Jerry Voorhis, 83, a former five-term member of the House of Representatives who became nationally known after his 1946 defeat for a sixth term by a young Republican named Richard M. Nixon, died Sept. 11 in Claremont, Calif.
He died at the medical unit of Claremont Manor, a retirement home where he and his wife Louise had lived since 1972. Mr. Voorhis, who had emphysema, had been confined to the home's medical unit since Aug. 1.
Mr. Voorhis, a Yale graduate and former teacher, had represented California's old 12th District for a decade before he was challenged by Nixon. A pipe-smoking former socialist, Mr. Voorhis, a Democrat, had gained a reputation as a low-key opponent of "Red-baiting" and a firm supporter of the New Deal and its social legislation.
Defeated for the California state Assembly in 1934, he was elected to Congress by 8,589 votes in 1936. By 1940, his majority had increased to 44,000 votes and his seat seemed fairly safe to most observers.
The year 1946 was to be a watershed in American congressional politics. Comparatively young war veterans were returning home and winning their first big campaigns. Among those elected to the House that year were John F. Kennedy and Mr. Voorhis' opponent, Nixon.
A political novice, a lawyer by education and a Navy lieutenant commander during World War II, Nixon won the backing of a group of local businessmen. These men felt that the seat was "winnable" for the Republicans and that Mr. Voorhis had lost touch with his district.

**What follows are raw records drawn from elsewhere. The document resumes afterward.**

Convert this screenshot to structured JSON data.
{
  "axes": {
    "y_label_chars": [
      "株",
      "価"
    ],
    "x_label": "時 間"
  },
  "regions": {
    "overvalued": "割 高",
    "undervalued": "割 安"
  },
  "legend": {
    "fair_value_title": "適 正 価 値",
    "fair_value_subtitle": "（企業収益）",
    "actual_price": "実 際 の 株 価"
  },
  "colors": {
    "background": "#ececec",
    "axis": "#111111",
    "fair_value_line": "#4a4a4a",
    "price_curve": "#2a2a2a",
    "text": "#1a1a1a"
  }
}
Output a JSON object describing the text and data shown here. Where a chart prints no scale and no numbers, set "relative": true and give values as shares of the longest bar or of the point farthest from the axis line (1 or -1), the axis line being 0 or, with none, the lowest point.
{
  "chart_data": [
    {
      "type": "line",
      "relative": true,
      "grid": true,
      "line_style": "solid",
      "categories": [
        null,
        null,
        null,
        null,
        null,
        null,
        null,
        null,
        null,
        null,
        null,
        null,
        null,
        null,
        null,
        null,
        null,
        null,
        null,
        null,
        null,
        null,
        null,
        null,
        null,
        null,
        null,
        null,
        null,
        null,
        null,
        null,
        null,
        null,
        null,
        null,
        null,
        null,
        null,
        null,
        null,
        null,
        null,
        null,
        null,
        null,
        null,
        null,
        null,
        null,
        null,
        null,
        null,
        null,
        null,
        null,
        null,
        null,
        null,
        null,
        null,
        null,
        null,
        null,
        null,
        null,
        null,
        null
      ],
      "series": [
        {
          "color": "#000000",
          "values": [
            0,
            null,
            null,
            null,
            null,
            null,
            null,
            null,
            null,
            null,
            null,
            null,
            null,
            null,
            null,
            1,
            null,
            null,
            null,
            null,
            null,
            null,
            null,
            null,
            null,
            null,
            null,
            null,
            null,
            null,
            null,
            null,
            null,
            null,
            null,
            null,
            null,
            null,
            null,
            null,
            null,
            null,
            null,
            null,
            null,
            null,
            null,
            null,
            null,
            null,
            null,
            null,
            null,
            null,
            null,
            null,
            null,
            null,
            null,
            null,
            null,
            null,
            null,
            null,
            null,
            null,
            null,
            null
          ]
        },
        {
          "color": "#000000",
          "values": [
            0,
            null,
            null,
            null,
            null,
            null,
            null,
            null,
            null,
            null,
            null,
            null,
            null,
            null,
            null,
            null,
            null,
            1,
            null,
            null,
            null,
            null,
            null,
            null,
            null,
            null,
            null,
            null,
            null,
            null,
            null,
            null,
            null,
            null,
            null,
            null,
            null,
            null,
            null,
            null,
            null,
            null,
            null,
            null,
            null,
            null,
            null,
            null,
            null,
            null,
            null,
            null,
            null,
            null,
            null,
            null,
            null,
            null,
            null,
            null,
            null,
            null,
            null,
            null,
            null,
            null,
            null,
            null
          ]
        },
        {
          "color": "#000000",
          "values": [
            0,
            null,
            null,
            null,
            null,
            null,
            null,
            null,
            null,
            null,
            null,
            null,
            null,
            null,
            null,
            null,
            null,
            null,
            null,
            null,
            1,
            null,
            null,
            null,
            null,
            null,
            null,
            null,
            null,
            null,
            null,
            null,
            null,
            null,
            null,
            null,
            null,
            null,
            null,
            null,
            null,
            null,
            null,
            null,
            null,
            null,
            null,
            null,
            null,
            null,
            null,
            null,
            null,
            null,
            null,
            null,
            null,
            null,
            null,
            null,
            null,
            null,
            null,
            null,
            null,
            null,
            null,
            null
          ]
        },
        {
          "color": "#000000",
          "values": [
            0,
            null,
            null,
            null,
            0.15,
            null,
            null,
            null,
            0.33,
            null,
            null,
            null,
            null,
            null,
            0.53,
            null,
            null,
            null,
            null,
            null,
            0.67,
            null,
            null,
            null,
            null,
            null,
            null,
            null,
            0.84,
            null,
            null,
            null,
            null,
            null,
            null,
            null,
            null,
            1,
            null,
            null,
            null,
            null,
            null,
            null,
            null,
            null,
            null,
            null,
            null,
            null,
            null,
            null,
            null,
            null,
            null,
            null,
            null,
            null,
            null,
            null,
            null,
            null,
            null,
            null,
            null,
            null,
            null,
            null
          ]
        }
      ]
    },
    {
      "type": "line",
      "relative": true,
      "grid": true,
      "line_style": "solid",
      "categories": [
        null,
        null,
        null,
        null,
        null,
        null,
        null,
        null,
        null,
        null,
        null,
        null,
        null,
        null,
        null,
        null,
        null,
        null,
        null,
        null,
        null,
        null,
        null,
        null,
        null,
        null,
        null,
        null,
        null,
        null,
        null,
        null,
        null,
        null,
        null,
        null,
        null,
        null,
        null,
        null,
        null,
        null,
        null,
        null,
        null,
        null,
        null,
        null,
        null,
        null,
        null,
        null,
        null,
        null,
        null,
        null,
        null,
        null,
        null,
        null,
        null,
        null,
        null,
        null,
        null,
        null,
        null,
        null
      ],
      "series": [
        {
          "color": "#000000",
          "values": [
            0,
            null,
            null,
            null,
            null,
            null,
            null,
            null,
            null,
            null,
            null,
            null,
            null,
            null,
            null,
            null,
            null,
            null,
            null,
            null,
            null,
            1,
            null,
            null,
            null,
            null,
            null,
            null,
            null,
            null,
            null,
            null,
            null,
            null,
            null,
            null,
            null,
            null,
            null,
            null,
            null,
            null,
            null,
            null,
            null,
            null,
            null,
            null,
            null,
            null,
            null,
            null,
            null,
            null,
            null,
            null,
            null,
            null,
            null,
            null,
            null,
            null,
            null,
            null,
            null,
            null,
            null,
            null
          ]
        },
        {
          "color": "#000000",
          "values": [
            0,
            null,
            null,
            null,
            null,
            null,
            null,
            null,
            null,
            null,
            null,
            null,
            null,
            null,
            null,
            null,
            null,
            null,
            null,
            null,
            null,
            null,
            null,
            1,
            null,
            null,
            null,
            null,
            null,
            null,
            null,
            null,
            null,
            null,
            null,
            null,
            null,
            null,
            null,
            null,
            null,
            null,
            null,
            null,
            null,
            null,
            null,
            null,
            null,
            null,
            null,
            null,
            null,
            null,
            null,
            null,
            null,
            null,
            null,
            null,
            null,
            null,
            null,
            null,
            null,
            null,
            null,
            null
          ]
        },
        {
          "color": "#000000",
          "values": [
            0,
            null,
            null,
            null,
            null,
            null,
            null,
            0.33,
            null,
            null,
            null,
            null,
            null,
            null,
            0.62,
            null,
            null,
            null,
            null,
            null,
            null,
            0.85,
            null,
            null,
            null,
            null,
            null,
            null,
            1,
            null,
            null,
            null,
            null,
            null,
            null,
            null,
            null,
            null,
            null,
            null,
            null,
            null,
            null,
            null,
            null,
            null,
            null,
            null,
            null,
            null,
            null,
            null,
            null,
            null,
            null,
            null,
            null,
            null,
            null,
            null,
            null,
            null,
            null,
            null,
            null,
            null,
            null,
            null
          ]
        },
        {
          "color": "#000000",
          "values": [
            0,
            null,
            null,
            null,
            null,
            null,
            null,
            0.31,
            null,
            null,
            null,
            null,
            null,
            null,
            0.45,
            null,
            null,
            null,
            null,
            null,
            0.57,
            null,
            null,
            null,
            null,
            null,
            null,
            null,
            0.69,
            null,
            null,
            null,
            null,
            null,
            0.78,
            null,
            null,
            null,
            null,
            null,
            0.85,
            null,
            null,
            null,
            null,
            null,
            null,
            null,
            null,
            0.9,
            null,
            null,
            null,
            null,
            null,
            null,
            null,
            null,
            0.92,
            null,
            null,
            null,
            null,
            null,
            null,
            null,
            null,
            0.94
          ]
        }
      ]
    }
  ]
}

The campaign was a long, rough, and bruising battle. Nixon portrayed Mr. Voorhis as "soft on communism." An image of Nixon as a young veteran of the Pacific campaigns was contrasted with a portrait of the comparatively young Mr. Voorhis spending the war years in Washington. Added burdens for Mr. Voorhis included his work in Washington, which kept him a continent away from his district, and the fact that 1946 was a "Republican" year.
After his defeat in that election, Mr. Voorhis spent 20 years as the executive director of the Cooperative League of the United States of America, and for many years was secretary of the Group Health Association of America. He also was a consultant to many cooperative organizations.
In a 1974 interview, Mr. Voorhis said that he felt he "let the country down by not getting elected" in 1946. "I'm sorry and repentant about it," he added. He never again sought political office.
Horace Jeremiah Voorhis was born in Ottawa, Kan., on April 6, 1901, to wealthy parents. He was a 1923 graduate of Yale, where he was elected to Phi Beta Kappa, and earned a master's degree at Claremont College in California.
He worked for the YMCA in Europe, was a cowboy in Wyoming, a Ford assembly line worker in North Carolina and a railroad freight handler before becoming a teacher in Illinois in the mid-1920s.
In 1928, he began a 10-year stint as headmaster and trustee of the Voorhis School for Boys in San Dimas, Calif. From 1930 to 1935, he was a lecturer at Pomona College.